– Я должен вам сказать, что мы были уверены в том, что мы все делаем правильно. Мы были уверены в том, что мы ведем войну ради нашего отечества. В церквях молились за нашу победу, священники молились, чтобы Бог был с нами, а не с другими. Поэтому я больше не верю…


– Поражение под Москвой вы восприняли как временную неудачу или как поворот в войне?

– Как поворот в войне я его не воспринимал. Мы просто думали, что мы не рассчитывали на такой холод и на проблемы, связанные с ним.

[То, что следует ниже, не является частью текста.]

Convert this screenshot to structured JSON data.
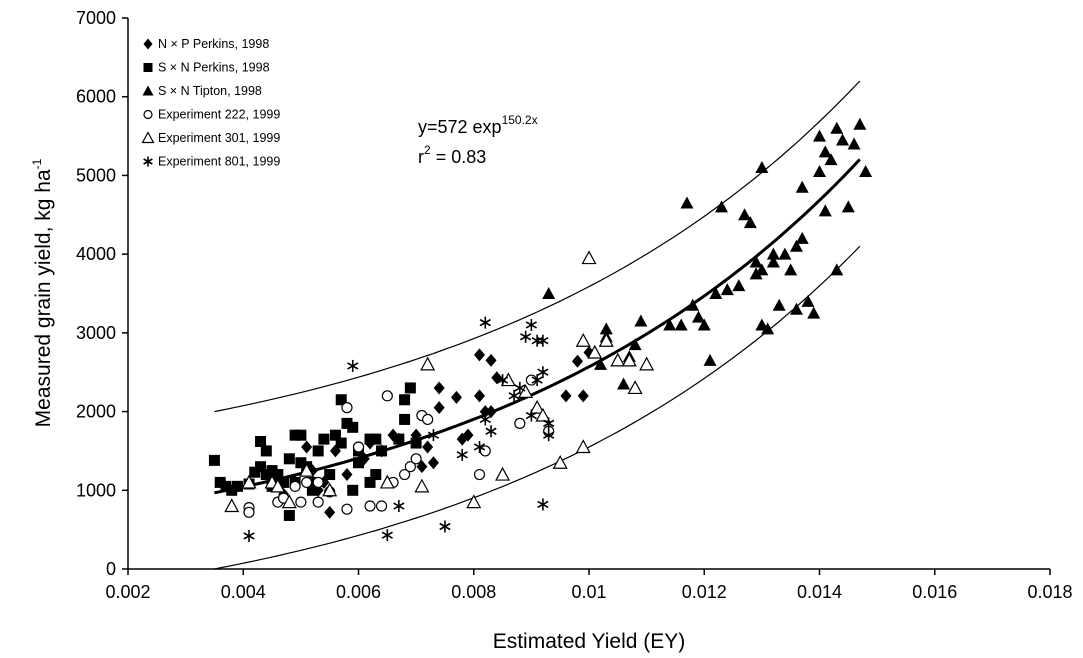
{
  "chart_data": {
    "type": "scatter",
    "xlabel": "Estimated Yield (EY)",
    "ylabel": "Measured grain yield, kg ha",
    "ylabel_sup": "-1",
    "xlim": [
      0.002,
      0.018
    ],
    "ylim": [
      0,
      7000
    ],
    "x_ticks": [
      "0.002",
      "0.004",
      "0.006",
      "0.008",
      "0.01",
      "0.012",
      "0.014",
      "0.016",
      "0.018"
    ],
    "y_ticks": [
      "0",
      "1000",
      "2000",
      "3000",
      "4000",
      "5000",
      "6000",
      "7000"
    ],
    "grid": false,
    "legend_position": "top-left",
    "equation": {
      "line1_prefix": "y=572 exp",
      "line1_sup": "150.2x",
      "line2_r": "r",
      "line2_sup": "2",
      "line2_rest": " = 0.83",
      "a": 572,
      "b": 150.2
    },
    "fit_x_range": [
      0.0035,
      0.0147
    ],
    "band_x_range": [
      0.0035,
      0.0147
    ],
    "upper_band_y": [
      2000,
      6200
    ],
    "lower_band_y": [
      0,
      4100
    ],
    "series": [
      {
        "name": "N × P Perkins, 1998",
        "marker": "diamond",
        "points": [
          [
            0.0047,
            950
          ],
          [
            0.0049,
            1100
          ],
          [
            0.0051,
            1550
          ],
          [
            0.0052,
            1250
          ],
          [
            0.0053,
            1000
          ],
          [
            0.0054,
            1100
          ],
          [
            0.0055,
            720
          ],
          [
            0.0056,
            1500
          ],
          [
            0.0058,
            1200
          ],
          [
            0.0061,
            1400
          ],
          [
            0.0062,
            1600
          ],
          [
            0.0064,
            1500
          ],
          [
            0.0066,
            1700
          ],
          [
            0.0067,
            1650
          ],
          [
            0.007,
            1700
          ],
          [
            0.0071,
            1300
          ],
          [
            0.0072,
            1550
          ],
          [
            0.0073,
            1350
          ],
          [
            0.0074,
            2050
          ],
          [
            0.0074,
            2300
          ],
          [
            0.0077,
            2180
          ],
          [
            0.0078,
            1650
          ],
          [
            0.0079,
            1700
          ],
          [
            0.0081,
            2720
          ],
          [
            0.0081,
            2200
          ],
          [
            0.0082,
            2000
          ],
          [
            0.0083,
            2000
          ],
          [
            0.0083,
            2650
          ],
          [
            0.0084,
            2430
          ],
          [
            0.0096,
            2200
          ],
          [
            0.0098,
            2640
          ],
          [
            0.0099,
            2200
          ],
          [
            0.01,
            2750
          ]
        ]
      },
      {
        "name": "S × N Perkins, 1998",
        "marker": "square",
        "points": [
          [
            0.0035,
            1380
          ],
          [
            0.0036,
            1100
          ],
          [
            0.0037,
            1050
          ],
          [
            0.0038,
            1000
          ],
          [
            0.0039,
            1050
          ],
          [
            0.0041,
            1080
          ],
          [
            0.0042,
            1230
          ],
          [
            0.0043,
            1620
          ],
          [
            0.0043,
            1300
          ],
          [
            0.0044,
            1200
          ],
          [
            0.0044,
            1500
          ],
          [
            0.0045,
            1250
          ],
          [
            0.0045,
            1050
          ],
          [
            0.0046,
            1100
          ],
          [
            0.0046,
            1200
          ],
          [
            0.0047,
            1100
          ],
          [
            0.0048,
            1400
          ],
          [
            0.0048,
            680
          ],
          [
            0.0049,
            1700
          ],
          [
            0.0049,
            1100
          ],
          [
            0.005,
            1700
          ],
          [
            0.005,
            1350
          ],
          [
            0.0051,
            1300
          ],
          [
            0.0052,
            1100
          ],
          [
            0.0052,
            1000
          ],
          [
            0.0053,
            1500
          ],
          [
            0.0054,
            1650
          ],
          [
            0.0055,
            1200
          ],
          [
            0.0056,
            1700
          ],
          [
            0.0057,
            1600
          ],
          [
            0.0057,
            2150
          ],
          [
            0.0058,
            1850
          ],
          [
            0.0059,
            1800
          ],
          [
            0.0059,
            1000
          ],
          [
            0.006,
            1500
          ],
          [
            0.006,
            1350
          ],
          [
            0.0062,
            1100
          ],
          [
            0.0062,
            1650
          ],
          [
            0.0063,
            1650
          ],
          [
            0.0063,
            1200
          ],
          [
            0.0064,
            1500
          ],
          [
            0.0067,
            1650
          ],
          [
            0.0068,
            1900
          ],
          [
            0.0068,
            2150
          ],
          [
            0.0069,
            2300
          ],
          [
            0.007,
            1600
          ]
        ]
      },
      {
        "name": "S × N Tipton, 1998",
        "marker": "triangle",
        "points": [
          [
            0.0093,
            3500
          ],
          [
            0.0102,
            2600
          ],
          [
            0.0103,
            3050
          ],
          [
            0.0103,
            2950
          ],
          [
            0.0106,
            2350
          ],
          [
            0.0107,
            2700
          ],
          [
            0.0108,
            2850
          ],
          [
            0.0109,
            3150
          ],
          [
            0.0114,
            3100
          ],
          [
            0.0116,
            3100
          ],
          [
            0.0117,
            4650
          ],
          [
            0.0118,
            3350
          ],
          [
            0.0119,
            3200
          ],
          [
            0.012,
            3100
          ],
          [
            0.0121,
            2650
          ],
          [
            0.0122,
            3500
          ],
          [
            0.0123,
            4600
          ],
          [
            0.0124,
            3550
          ],
          [
            0.0126,
            3600
          ],
          [
            0.0127,
            4500
          ],
          [
            0.0128,
            4400
          ],
          [
            0.0129,
            3750
          ],
          [
            0.0129,
            3900
          ],
          [
            0.013,
            3800
          ],
          [
            0.013,
            3100
          ],
          [
            0.013,
            5100
          ],
          [
            0.0131,
            3050
          ],
          [
            0.0132,
            3900
          ],
          [
            0.0132,
            4000
          ],
          [
            0.0133,
            3350
          ],
          [
            0.0134,
            4000
          ],
          [
            0.0135,
            3800
          ],
          [
            0.0136,
            4100
          ],
          [
            0.0136,
            3300
          ],
          [
            0.0137,
            4200
          ],
          [
            0.0137,
            4850
          ],
          [
            0.0138,
            3400
          ],
          [
            0.0139,
            3250
          ],
          [
            0.014,
            5500
          ],
          [
            0.014,
            5050
          ],
          [
            0.0141,
            4550
          ],
          [
            0.0141,
            5300
          ],
          [
            0.0142,
            5200
          ],
          [
            0.0143,
            3800
          ],
          [
            0.0143,
            5600
          ],
          [
            0.0144,
            5450
          ],
          [
            0.0145,
            4600
          ],
          [
            0.0146,
            5400
          ],
          [
            0.0147,
            5650
          ],
          [
            0.0148,
            5050
          ]
        ]
      },
      {
        "name": "Experiment 222, 1999",
        "marker": "circle-open",
        "points": [
          [
            0.0041,
            780
          ],
          [
            0.0041,
            720
          ],
          [
            0.0046,
            850
          ],
          [
            0.0047,
            900
          ],
          [
            0.0049,
            1050
          ],
          [
            0.005,
            850
          ],
          [
            0.0051,
            1100
          ],
          [
            0.0053,
            850
          ],
          [
            0.0053,
            1100
          ],
          [
            0.0055,
            980
          ],
          [
            0.0058,
            2050
          ],
          [
            0.0058,
            760
          ],
          [
            0.006,
            1550
          ],
          [
            0.0062,
            800
          ],
          [
            0.0064,
            800
          ],
          [
            0.0065,
            2200
          ],
          [
            0.0066,
            1100
          ],
          [
            0.0068,
            1200
          ],
          [
            0.0069,
            1300
          ],
          [
            0.007,
            1400
          ],
          [
            0.0071,
            1950
          ],
          [
            0.0072,
            1900
          ],
          [
            0.0081,
            1200
          ],
          [
            0.0082,
            1500
          ],
          [
            0.0088,
            1850
          ],
          [
            0.009,
            2400
          ],
          [
            0.0093,
            1750
          ]
        ]
      },
      {
        "name": "Experiment 301, 1999",
        "marker": "triangle-open",
        "points": [
          [
            0.0038,
            800
          ],
          [
            0.0041,
            1100
          ],
          [
            0.0045,
            1100
          ],
          [
            0.0046,
            1050
          ],
          [
            0.0048,
            850
          ],
          [
            0.0051,
            1250
          ],
          [
            0.0055,
            1000
          ],
          [
            0.0065,
            1100
          ],
          [
            0.0071,
            1050
          ],
          [
            0.0072,
            2600
          ],
          [
            0.008,
            850
          ],
          [
            0.0085,
            1200
          ],
          [
            0.0086,
            2400
          ],
          [
            0.0089,
            2250
          ],
          [
            0.0091,
            2050
          ],
          [
            0.0092,
            1950
          ],
          [
            0.0095,
            1350
          ],
          [
            0.0099,
            1550
          ],
          [
            0.0099,
            2900
          ],
          [
            0.01,
            3950
          ],
          [
            0.0101,
            2750
          ],
          [
            0.0103,
            2900
          ],
          [
            0.0105,
            2650
          ],
          [
            0.0107,
            2650
          ],
          [
            0.0108,
            2300
          ],
          [
            0.011,
            2600
          ]
        ]
      },
      {
        "name": "Experiment 801, 1999",
        "marker": "star",
        "points": [
          [
            0.0041,
            420
          ],
          [
            0.0059,
            2580
          ],
          [
            0.0065,
            430
          ],
          [
            0.0067,
            800
          ],
          [
            0.0073,
            1700
          ],
          [
            0.0075,
            540
          ],
          [
            0.0078,
            1450
          ],
          [
            0.0081,
            1550
          ],
          [
            0.0082,
            1900
          ],
          [
            0.0082,
            3130
          ],
          [
            0.0083,
            1750
          ],
          [
            0.0085,
            2400
          ],
          [
            0.0087,
            2200
          ],
          [
            0.0088,
            2300
          ],
          [
            0.0089,
            2950
          ],
          [
            0.009,
            3100
          ],
          [
            0.009,
            1950
          ],
          [
            0.0091,
            2900
          ],
          [
            0.0091,
            2400
          ],
          [
            0.0092,
            2900
          ],
          [
            0.0092,
            2500
          ],
          [
            0.0092,
            820
          ],
          [
            0.0093,
            1700
          ],
          [
            0.0093,
            1850
          ]
        ]
      }
    ]
  }
}
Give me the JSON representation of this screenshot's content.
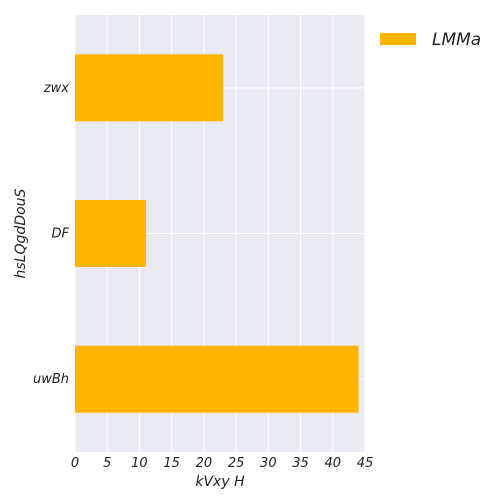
{
  "chart_data": {
    "type": "bar",
    "orientation": "horizontal",
    "categories": [
      "zwx",
      "DF",
      "uwBh"
    ],
    "series": [
      {
        "name": "LMMa",
        "values": [
          23,
          11,
          44
        ],
        "color": "#FFB400"
      }
    ],
    "xlabel": "kVxy H",
    "ylabel": "hsLQgdDouS",
    "xlim": [
      0,
      45
    ],
    "xticks": [
      0,
      5,
      10,
      15,
      20,
      25,
      30,
      35,
      40,
      45
    ],
    "grid": true,
    "legend_position": "top-right",
    "background_color": "#EAEAF2",
    "grid_color": "#FFFFFF"
  }
}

В конце ноября 1941 года наши силы уже заканчивались, но мы все еще пытались овладеть Тулой. Перед городом была пологая долина, перегороженная противотанковым рвом. Сровнять его артиллерией было невозможно, потому что у нас не хватало боеприпасов, саперы подорвать его также не могли, поскольку любое движение машин или людей вызывало сильный огонь русской артиллерии и минометов. Разобрав деревенские дома, на корму шести или восьми танков саперы укрепили веревками бревна. На следующее утро эти танки на максимальной скорости должны были проскочить полтора километра, что отделяли нашу передовую от рва, развернуться кормой, экипажи должны были перерубить веревки топорами.

Так и получилось. Танки подъехали к противотанковому рву. Русские немедленно открыли огонь из всех имеющихся у них орудий. Скоро мы перестали что-либо видеть, земля тряслась, каждый танк был окружен взрывами, дымом и огнем. Это был ад! Один из танков с бревнами свалился в ров, но остальные сбросили свой груз так, как это было задумано. Танки второй и третьей волны переехали через ров по проложенному настилу и вышли к высотам прямо перед городом, за ними шли гренадеры на бронетранспортерах и мы на танках Pz-II.

Я поднялся на высоту и увидел красные тормозные огни городского трамвая. В этот момент по нам попали. Танк сразу же загорелся, я успел выскочить, а водитель и радист сгорели, не успев покинуть танк. Выскочив из танка, я получил ранение большим осколком мины в ногу, а через короткое время еще пять осколков в бедро. Маленький осколок попал мне в правый глаз, я его не заметил, его мне удалили только в госпитале в Германии. Вскоре подошли санитары и вытащили меня с поля боя, а после обеда меня с еще тремя ранеными товарищами отвезли на главный перевязочный пункт «Ясная поляна». Там меня прооперировали и после операции положили во флигеле. Неожиданно прилетел русский самолет и обстрелял дом, несмотря на вывешенный флаг с красным крестом. На следующий день нас в заполненных соломой товарных вагонах перевезли в госпиталь в Орел. Там я лечился, пока не стал транспортабельным. Примерно через две недели нас погрузили в теплый санитарный поезд, который привез меня в Грюнберг в Силезии.

Там, в лазарете, мне должны были снять гипс, но они этого не сделали. Под гипсом завелись вши. Зуд был невыносимый. Я пытался чесать под гипсом карандашом. Когда в конце концов гипс сняли, под ним вся кожа была съедена вшами, там было просто мясо. Очень, очень плохо…


– Какое отношение было к раненым в Германии? Можно ли сказать, что раненых встречали как героев?

– Нет. Принимали хорошо, но обыденно, героями нас не считали. В феврале был наплыв раненых с Восточного фронта, в основном с обморожениями. Было принято решение выздоравливающих отправлять в больницы у себя на родине. Вот так четыре недели плюс отпуск я провел дома.

По моему заявлению меня отправили в мою старую часть, 3-ю роту 33-го резервного танкового полка в Санкт-Пельтен. Там я прошел трехнедельные курсы по отбору кандидатов в офицеры. Почти четверть участников командование отсеяло. Тем не менее я их успешно окончил и был направлен наводчиком в 1-ю роту 33-го танкового полка под командованием обер-лейтенанта Бюттнера в Россию.